Untuk diketahui pungutan yang dilakukan OJK tersebut selama ini digunakan untuk membiayai kegiatan operasional, administratif, pengadaan aset, serta berbagai kegiatan pendukung OJK lainnya.
Di sisi lain, selama ini surplus LPS masuk sebagai Penerimaan Negara Bukan Pajak (PNBP) ke APBN.
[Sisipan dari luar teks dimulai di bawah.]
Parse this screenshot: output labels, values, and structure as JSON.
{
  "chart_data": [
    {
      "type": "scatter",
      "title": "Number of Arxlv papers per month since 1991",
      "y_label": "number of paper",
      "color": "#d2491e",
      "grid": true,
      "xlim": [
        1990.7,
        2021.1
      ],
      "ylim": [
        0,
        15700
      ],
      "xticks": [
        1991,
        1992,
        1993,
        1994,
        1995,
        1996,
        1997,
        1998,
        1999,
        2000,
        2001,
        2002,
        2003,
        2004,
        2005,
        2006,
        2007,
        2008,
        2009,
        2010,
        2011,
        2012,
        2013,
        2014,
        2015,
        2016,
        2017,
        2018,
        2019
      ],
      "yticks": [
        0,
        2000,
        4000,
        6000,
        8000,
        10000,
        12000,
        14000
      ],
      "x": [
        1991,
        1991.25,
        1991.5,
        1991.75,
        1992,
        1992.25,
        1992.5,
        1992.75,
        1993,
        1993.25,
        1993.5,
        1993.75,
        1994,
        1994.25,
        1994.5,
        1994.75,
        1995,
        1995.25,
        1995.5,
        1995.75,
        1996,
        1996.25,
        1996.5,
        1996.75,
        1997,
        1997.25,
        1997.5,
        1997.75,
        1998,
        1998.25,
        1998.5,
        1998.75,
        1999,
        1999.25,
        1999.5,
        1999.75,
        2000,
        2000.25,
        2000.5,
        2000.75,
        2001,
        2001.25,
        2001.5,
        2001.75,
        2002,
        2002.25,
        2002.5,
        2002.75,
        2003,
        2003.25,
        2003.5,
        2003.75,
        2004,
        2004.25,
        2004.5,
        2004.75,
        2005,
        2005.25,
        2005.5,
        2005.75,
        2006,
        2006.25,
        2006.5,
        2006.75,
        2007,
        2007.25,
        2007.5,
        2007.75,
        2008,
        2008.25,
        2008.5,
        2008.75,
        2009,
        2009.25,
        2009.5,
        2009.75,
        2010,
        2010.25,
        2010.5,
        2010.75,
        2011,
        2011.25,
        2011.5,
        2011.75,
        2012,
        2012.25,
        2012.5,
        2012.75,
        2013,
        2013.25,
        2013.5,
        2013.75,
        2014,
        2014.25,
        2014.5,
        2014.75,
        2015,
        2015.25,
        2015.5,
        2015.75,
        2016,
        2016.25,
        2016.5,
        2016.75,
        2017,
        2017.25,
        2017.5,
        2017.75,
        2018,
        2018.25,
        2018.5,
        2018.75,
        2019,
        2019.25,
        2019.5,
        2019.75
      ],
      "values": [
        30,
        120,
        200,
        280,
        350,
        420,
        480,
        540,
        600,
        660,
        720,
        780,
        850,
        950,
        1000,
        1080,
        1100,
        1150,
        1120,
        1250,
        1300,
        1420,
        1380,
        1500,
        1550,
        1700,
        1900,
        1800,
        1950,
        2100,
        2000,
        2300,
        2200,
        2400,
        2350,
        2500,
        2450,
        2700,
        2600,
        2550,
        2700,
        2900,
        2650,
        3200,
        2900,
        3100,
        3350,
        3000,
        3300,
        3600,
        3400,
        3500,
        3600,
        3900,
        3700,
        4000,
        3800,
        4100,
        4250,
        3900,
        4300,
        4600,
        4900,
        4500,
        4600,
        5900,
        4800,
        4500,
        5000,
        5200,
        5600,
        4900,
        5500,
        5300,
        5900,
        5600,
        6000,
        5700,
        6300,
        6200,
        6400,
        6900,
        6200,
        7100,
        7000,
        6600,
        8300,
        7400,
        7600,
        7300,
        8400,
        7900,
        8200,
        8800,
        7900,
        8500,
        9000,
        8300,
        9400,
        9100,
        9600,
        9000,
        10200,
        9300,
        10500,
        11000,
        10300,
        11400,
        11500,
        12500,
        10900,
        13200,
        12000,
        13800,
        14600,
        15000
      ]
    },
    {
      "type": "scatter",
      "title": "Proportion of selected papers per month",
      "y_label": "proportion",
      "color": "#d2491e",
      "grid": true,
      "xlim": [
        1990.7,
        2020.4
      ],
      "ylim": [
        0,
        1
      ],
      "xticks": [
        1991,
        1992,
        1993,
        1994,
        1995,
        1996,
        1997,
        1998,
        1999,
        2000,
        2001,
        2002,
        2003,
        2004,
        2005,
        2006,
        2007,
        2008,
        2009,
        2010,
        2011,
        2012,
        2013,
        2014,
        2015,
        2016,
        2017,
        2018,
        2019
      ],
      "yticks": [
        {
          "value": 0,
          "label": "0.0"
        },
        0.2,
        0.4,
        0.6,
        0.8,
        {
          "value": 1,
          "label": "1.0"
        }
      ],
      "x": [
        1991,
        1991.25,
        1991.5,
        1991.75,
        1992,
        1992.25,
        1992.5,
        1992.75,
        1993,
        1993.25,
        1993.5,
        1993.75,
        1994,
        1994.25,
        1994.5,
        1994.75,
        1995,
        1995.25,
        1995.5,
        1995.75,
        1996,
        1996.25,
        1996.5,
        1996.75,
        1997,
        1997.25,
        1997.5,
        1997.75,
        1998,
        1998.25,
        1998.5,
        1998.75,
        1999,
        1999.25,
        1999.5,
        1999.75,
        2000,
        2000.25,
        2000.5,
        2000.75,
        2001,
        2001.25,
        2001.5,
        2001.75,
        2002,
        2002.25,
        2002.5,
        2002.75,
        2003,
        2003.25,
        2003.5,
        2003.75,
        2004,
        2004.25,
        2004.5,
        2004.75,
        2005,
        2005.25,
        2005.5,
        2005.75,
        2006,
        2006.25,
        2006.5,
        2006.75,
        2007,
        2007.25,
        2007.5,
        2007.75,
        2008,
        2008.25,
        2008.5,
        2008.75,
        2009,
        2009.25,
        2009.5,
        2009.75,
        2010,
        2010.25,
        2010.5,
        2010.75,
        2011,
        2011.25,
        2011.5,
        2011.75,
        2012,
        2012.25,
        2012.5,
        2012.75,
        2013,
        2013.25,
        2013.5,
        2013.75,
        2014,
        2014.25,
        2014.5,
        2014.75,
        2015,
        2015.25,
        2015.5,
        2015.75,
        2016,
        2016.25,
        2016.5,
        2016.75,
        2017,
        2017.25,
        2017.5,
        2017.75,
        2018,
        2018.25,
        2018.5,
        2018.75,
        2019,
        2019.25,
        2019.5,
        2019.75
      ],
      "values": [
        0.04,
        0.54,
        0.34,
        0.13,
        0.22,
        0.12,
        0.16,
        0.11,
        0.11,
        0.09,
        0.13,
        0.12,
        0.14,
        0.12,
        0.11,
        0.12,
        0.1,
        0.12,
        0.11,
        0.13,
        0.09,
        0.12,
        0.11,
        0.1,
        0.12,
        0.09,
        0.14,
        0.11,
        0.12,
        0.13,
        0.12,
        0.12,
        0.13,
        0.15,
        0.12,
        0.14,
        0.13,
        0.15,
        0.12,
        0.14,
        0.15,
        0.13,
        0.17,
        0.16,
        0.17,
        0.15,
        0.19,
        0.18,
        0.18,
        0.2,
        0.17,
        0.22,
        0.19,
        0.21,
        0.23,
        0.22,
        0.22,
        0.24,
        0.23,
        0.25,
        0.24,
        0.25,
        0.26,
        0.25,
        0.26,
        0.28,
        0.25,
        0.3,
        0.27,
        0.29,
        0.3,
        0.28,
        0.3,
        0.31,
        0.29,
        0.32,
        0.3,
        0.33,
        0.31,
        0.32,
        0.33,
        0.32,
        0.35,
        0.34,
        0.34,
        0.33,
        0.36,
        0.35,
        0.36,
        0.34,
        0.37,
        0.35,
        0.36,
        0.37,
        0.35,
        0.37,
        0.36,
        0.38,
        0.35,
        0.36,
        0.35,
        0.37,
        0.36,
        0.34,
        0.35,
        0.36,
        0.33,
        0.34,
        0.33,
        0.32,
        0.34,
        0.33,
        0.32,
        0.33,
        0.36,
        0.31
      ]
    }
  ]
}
Sehingga, menanggapi hal tersebut, Menteri Keuangan Purbaya Yudhi Sadewa mengatakan terkait penghapusan pungutan OJK ini masih akan berlangsung dan belum mencapai keputusan final.
"Itu kan masih didiskusikan di DPR antara pemerintah, BI, OJK, LPS, dengan DPR," kata Purbaya di Kompleks Istana Kepresidenan, Rabu (8/4/2026).
"Revisi UU PPSK yang berubah. Diubah untuk ngatur itu. Masih didiskusikan hasilnya seperti apa. Masih maju mundur-maju mundur. Berubah-ubah posisinya," jelasnya.